I wrote this, this morning… so it’s fresh [laughs and applause]
I have spent most of the early morning from 3 o’ clock thinking what I’ll say to you… there is so much. First of all I want to say that I am in your country and have been drawn to your country, the beautiful South Africa – which for some years in our own struggle we referred to as Azania – because of a deep love for you, of your heroines and heroes, of your long long struggle toward positive humanity for yourselves and all oppressed people on the planet. You have been a great inspiration to all the people on earth who are interested in and devoted to justice, peace, and happiness. I was asked to provide a title for my talk and this is what came to me: “Coming to See You Since I was 5 Years Old: A Poets Connection to the South African Soul.”
The reason I have been coming to you for over sixty years is because when I was five years old, my eldest sister – Mamie-Lee Walker – came home from college, her freshman year, and taught my 11 year old sister and myself your national anthem, “Nkosi sikelel’ iAfrica.” We were the only children of any colour who were taught this song in our tiny, totally segregated town, in the deep south of the United States in Georgia. The somber intense passion and dignity in the melody entered my heart and it has lodged there for the last 60 years.

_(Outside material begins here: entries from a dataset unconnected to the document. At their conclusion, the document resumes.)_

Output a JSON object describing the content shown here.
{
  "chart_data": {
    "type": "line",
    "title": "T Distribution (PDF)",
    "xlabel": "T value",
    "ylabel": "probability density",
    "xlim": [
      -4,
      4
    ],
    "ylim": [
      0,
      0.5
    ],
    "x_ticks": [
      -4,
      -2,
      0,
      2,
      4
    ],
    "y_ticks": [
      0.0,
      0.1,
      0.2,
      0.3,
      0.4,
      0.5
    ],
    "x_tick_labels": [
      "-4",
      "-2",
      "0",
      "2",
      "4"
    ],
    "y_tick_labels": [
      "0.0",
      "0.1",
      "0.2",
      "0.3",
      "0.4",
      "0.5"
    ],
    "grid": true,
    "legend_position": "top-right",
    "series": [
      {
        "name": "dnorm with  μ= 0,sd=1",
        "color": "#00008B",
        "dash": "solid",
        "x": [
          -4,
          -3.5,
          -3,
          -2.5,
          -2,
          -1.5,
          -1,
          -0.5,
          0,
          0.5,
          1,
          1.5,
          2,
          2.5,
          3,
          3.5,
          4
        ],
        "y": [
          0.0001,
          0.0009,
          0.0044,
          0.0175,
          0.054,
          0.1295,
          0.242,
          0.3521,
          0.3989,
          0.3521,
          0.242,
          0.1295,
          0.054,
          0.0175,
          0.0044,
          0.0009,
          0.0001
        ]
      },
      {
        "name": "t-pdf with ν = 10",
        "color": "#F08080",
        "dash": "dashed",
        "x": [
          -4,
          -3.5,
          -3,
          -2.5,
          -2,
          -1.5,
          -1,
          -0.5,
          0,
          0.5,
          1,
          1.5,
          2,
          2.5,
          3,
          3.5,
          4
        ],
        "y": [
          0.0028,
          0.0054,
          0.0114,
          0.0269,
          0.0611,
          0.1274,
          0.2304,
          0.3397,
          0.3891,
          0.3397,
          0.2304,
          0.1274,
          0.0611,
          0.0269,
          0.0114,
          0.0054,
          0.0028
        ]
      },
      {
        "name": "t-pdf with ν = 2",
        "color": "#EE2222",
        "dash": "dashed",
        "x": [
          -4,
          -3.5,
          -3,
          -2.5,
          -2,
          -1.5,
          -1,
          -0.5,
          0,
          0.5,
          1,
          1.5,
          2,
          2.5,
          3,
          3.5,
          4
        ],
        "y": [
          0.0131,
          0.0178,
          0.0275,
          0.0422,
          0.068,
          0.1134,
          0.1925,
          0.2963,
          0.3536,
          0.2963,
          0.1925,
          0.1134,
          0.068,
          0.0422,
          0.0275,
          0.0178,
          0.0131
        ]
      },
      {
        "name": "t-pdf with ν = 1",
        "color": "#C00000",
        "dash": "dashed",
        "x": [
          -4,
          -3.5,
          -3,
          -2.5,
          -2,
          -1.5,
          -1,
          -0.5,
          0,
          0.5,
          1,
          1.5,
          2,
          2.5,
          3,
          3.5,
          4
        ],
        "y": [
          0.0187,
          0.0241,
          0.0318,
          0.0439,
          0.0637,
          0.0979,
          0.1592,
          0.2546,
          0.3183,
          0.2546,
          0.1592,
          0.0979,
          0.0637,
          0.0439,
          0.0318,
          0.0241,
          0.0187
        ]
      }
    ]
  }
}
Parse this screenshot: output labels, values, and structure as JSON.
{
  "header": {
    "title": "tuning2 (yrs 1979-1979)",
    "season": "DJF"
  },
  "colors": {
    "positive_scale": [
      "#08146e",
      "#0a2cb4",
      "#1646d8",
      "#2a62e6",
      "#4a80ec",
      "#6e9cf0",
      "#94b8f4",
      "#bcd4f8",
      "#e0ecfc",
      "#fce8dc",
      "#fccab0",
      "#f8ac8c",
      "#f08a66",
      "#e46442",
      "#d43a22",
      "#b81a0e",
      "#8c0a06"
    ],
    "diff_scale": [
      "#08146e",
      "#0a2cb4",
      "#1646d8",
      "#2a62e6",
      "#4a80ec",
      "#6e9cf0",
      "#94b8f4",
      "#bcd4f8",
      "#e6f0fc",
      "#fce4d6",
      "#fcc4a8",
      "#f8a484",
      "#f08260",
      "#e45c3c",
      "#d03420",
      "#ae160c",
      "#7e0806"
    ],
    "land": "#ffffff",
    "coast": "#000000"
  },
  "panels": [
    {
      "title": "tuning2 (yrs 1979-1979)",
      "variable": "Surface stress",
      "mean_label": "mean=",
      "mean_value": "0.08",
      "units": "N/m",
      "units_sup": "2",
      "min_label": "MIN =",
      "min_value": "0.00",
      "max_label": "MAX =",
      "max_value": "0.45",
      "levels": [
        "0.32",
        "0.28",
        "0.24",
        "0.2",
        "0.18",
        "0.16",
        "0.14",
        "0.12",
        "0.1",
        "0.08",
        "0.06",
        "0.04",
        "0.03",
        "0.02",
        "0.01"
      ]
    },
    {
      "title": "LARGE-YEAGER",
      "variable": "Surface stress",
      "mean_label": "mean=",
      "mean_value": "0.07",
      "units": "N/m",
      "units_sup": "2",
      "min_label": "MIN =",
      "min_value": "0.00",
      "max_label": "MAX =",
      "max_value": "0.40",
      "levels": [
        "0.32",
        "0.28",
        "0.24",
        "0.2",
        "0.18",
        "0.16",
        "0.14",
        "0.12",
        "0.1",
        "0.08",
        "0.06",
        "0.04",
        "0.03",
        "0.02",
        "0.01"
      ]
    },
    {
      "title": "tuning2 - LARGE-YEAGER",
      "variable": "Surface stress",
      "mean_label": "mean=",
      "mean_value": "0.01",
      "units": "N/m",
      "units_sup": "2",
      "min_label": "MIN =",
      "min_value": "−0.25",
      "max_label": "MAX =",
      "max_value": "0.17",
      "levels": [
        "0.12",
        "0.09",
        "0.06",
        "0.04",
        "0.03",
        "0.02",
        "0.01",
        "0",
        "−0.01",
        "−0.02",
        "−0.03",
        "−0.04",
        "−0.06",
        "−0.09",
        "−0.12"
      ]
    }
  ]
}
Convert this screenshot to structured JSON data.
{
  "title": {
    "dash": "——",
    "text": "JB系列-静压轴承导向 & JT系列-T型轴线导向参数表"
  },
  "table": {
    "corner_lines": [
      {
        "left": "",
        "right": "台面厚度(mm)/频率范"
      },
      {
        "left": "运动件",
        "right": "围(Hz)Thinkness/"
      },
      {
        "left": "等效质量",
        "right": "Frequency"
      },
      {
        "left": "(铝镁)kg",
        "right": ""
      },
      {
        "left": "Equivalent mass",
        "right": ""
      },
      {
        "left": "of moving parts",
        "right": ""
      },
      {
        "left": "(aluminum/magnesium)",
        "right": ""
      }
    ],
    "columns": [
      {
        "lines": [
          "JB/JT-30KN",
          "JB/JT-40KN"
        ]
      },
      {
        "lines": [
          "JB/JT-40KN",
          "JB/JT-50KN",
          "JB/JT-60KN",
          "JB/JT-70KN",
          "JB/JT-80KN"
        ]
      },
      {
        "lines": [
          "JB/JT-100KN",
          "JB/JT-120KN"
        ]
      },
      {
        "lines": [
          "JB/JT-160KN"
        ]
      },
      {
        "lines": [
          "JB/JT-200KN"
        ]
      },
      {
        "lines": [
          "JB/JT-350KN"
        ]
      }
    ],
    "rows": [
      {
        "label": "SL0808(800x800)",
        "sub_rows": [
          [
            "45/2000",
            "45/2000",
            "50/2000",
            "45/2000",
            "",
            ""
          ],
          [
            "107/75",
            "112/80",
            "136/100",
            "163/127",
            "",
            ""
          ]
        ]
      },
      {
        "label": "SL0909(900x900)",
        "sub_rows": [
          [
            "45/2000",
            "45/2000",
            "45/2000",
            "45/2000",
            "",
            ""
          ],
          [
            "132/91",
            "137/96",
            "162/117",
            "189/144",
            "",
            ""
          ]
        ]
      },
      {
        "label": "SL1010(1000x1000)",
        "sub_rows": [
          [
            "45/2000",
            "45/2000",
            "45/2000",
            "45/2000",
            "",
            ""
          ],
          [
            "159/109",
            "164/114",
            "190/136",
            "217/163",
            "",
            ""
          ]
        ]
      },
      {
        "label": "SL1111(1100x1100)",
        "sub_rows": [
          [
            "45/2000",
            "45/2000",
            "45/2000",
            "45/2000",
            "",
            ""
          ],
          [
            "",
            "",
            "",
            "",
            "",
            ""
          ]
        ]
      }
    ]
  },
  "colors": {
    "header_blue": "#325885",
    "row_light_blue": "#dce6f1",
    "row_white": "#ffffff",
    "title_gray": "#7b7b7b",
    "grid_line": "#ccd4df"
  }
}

It did not just lodge there; it propelled me into the deepest of curiosities about who Africans might truly be, because in the deeply racist United States of the 40s and 50s (when I was born) Africa was shrouded in the most profound mists of distortion, racially motivated misperceptions, gross exploitation, and lies. Africans were almost cheerfully despised, considered to be savages certainly, and yet for me and my sister Ruth there was our sister Mamie coming home from college – whose fees my materially poor parents sweated to pay – there were the sounds of “Nkosi sikelel’ iAfrica.” “God bless mother Africa” was sung so earnestly by her loving sons and daughters, her horribly abused children that had made an impression on our psyches never to be erased.